We’ve been calling for compulsory personal finance education for a number of years. We want young people to manage their money confidently. And our survey results show it’s needed now more than ever.
The Which? quarterly consumer report has been set up to help us see where people’s living standards are improving or declining. And in the case of the younger generation, it’s the latter.
In our report, due out tomorrow, we found 18-29 year-olds are bearing the brunt of the current economic crisis. On average, each household in the UK is £5,000 in debt – owing 21p for every £1 they earn. It’s the worst for young people who owe 47p for every £1 they earn.
Sadly one in ten confirmed they were unable pay one of their bills in the past month and 45% said they always or often run out of money each month (compared with 38% of all consumers).
A long time coming
I’m a board member for the Personal Finance Educational Group (Pfeg) a finance education charity which offers help and advice to anyone teaching children and young people about money.
Pfeg, working with supporters from the financial services industry, consumer groups and educational specialists, has been instrumental in bringing the issue to those who can ring in the changes – the government. And a campaign led by Martin Lewis has shown the enormous support the public has for the issue as 118,862 individuals signed his petition to make financial education a compulsory part of the school curriculum.
Which? supports the mission because we want to ensure young people are financially capable to make informed choices with their money.
Economic education in schools
In November 2011, Pfeg made a submission to the government when it was reviewing personal, social, health and economic (PSHE) education. The charity argued that personal finance should be firmly embedded in any PSHE education programmes of study from 5 to 16.
We were delighted to see the All Party Parliamentary Group on Financial Education for Young People, recommend including financial education in the tuition of both maths and PSHE. Schools minister Nick Gibb is currently looking at the issue as part of the government’s curriculum review.
Whether the responsibility lies with PSHE or maths tuition is an issue you’ve aired with us before. Phil thought we could do more to get the basics right:
‘No good trying to teach children how to handle their finances until they’ve mastered basic numeracy.’
And William said we need to learn to live within our means:
‘I think that it is essential that financial education should be taught in schools. [It’s] the principal reason that so many countries, as well as ourselves, are in the financial mess that we are in today.’
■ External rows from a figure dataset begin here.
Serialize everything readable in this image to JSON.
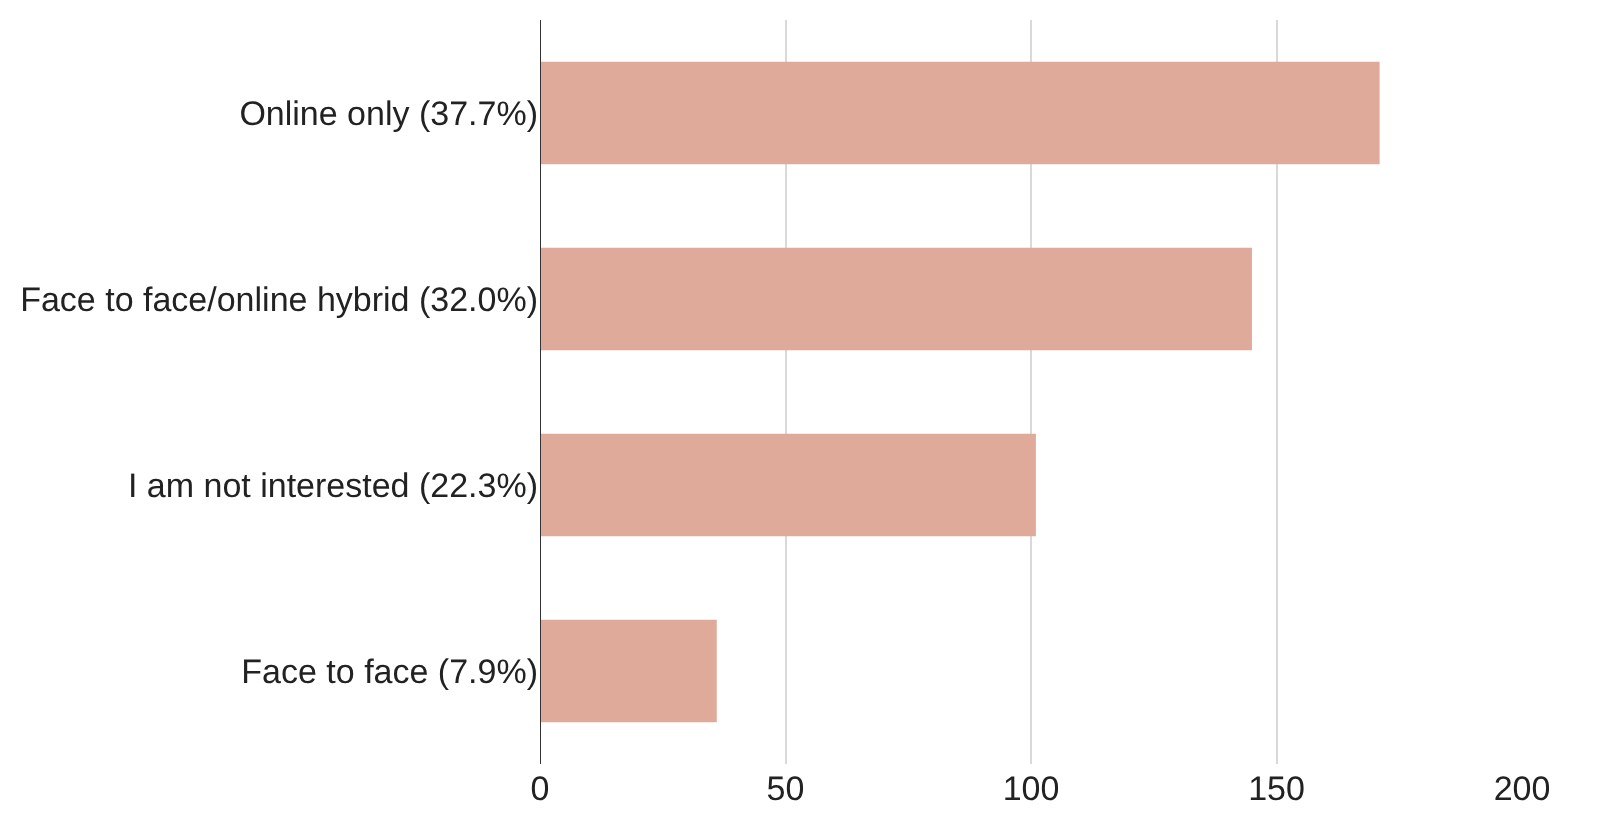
{
  "chart_data": {
    "type": "bar",
    "orientation": "horizontal",
    "categories": [
      "Online only (37.7%)",
      "Face to face/online hybrid (32.0%)",
      "I am not interested (22.3%)",
      "Face to face (7.9%)"
    ],
    "values": [
      171,
      145,
      101,
      36
    ],
    "color": "#e0aa9a",
    "xlim": [
      0,
      200
    ],
    "xticks": [
      0,
      50,
      100,
      150,
      200
    ],
    "grid": "x"
  }
}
And MB wished they’d had classes at school:
‘As someone who has been useless with money all my life I wish I had had financial education at school, surely it is as important as any other subject and if learnt at young age, would hopefully become second nature by the time a child leaves school or starts work.’
Were you taught to manage your finances when you were at school? What part of the curriculum do you think could take on the challenge?